For #2 above, better coordination between OpenedRegionHandler and AM.TimeoutMonitor should be devised.

> Making region assignment more robust
> ------------------------------------
>
>                 Key: HBASE-4060
>                 URL: https://issues.apache.org/jira/browse/HBASE-4060
>             Project: HBase
>          Issue Type: Bug
>            Reporter: Ted Yu
>             Fix For: 0.92.0
>
>
> From Eran Kutner:
> My concern is that the region allocation process seems to rely too much on
> timing considerations and doesn't seem to take enough measures to guarantee
> conflicts do not occur. I understand that in a distributed environment, when
> you don't get a timely response from a remote machine you can't know for
> sure if it did or did not receive the request, however there are things that
> can be done to mitigate this and reduce the conflict time significantly. For
> example, when I run dbck it knows that some regions are multiply assigned,
> the master could do the same and try to resolve the conflict. Another
> approach would be to handle late responses, even if the response from the
> remote machine arrives after it was assumed to be dead the master should
> have enough information to know it had created a conflict by assigning the
> region to another server. An even better solution, I think, is for the RS to
> periodically test that it is indeed the rightful owner of every region it
> holds and relinquish control over the region if it's not.

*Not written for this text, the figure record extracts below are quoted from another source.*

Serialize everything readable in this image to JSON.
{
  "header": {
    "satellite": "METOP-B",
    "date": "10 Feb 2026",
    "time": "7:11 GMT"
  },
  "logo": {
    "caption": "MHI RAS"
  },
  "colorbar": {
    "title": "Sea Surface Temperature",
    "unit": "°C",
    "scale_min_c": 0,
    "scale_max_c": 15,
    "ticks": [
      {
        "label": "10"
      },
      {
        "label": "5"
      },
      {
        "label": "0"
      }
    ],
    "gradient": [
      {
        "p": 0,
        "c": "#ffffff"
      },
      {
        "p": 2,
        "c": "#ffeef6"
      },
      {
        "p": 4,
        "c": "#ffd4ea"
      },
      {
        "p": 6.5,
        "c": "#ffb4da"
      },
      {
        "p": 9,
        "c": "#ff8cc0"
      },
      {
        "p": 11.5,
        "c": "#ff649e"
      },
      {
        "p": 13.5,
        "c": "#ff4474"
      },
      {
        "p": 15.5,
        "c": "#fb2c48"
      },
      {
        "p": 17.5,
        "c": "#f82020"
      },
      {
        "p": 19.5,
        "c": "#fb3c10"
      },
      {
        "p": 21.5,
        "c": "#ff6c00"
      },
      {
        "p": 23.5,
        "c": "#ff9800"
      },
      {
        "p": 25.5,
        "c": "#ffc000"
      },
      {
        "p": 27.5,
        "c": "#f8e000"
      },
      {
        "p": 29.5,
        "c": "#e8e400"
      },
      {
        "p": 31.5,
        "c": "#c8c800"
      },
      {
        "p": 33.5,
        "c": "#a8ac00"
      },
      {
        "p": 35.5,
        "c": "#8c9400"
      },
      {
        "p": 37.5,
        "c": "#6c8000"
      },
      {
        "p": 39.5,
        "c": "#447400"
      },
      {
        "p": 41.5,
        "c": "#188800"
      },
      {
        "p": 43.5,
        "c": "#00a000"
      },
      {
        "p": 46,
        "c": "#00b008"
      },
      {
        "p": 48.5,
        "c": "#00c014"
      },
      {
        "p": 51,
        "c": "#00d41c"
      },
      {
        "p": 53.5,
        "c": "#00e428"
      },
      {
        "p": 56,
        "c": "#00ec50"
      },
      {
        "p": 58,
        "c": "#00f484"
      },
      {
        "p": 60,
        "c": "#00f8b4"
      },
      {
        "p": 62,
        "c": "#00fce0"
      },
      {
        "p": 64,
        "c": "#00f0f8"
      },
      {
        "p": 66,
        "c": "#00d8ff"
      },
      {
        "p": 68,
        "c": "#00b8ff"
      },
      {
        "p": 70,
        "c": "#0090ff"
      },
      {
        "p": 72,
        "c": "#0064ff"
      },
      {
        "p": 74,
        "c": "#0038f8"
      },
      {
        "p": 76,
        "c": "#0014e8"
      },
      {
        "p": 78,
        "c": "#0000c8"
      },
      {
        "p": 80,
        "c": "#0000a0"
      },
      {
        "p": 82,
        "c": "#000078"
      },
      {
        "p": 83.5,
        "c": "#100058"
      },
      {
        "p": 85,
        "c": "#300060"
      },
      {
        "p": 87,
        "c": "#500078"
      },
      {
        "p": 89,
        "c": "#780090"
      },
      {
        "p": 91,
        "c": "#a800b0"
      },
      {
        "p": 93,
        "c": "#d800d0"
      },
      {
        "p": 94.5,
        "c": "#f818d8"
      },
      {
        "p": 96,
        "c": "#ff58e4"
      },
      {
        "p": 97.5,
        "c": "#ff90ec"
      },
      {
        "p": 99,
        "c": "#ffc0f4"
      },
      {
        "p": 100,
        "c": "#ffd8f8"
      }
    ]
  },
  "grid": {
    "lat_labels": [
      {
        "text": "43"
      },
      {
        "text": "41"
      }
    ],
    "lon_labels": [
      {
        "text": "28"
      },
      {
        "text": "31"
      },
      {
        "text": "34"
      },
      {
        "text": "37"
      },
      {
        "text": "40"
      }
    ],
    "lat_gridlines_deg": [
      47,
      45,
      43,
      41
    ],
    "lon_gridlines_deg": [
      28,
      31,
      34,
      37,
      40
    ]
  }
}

> Obviously a state where two RSs hold the same region is pathological and can
> lead to data loss, as demonstrated in my case. The system should be able to
> actively protect itself against such a scenario. It probably doesn't need
> saying but there is really nothing worse for a data storage system than data
> loss.
> In my case the problem didn't happen in the initial phase but after
> disabling and enabling a table with about 12K regions.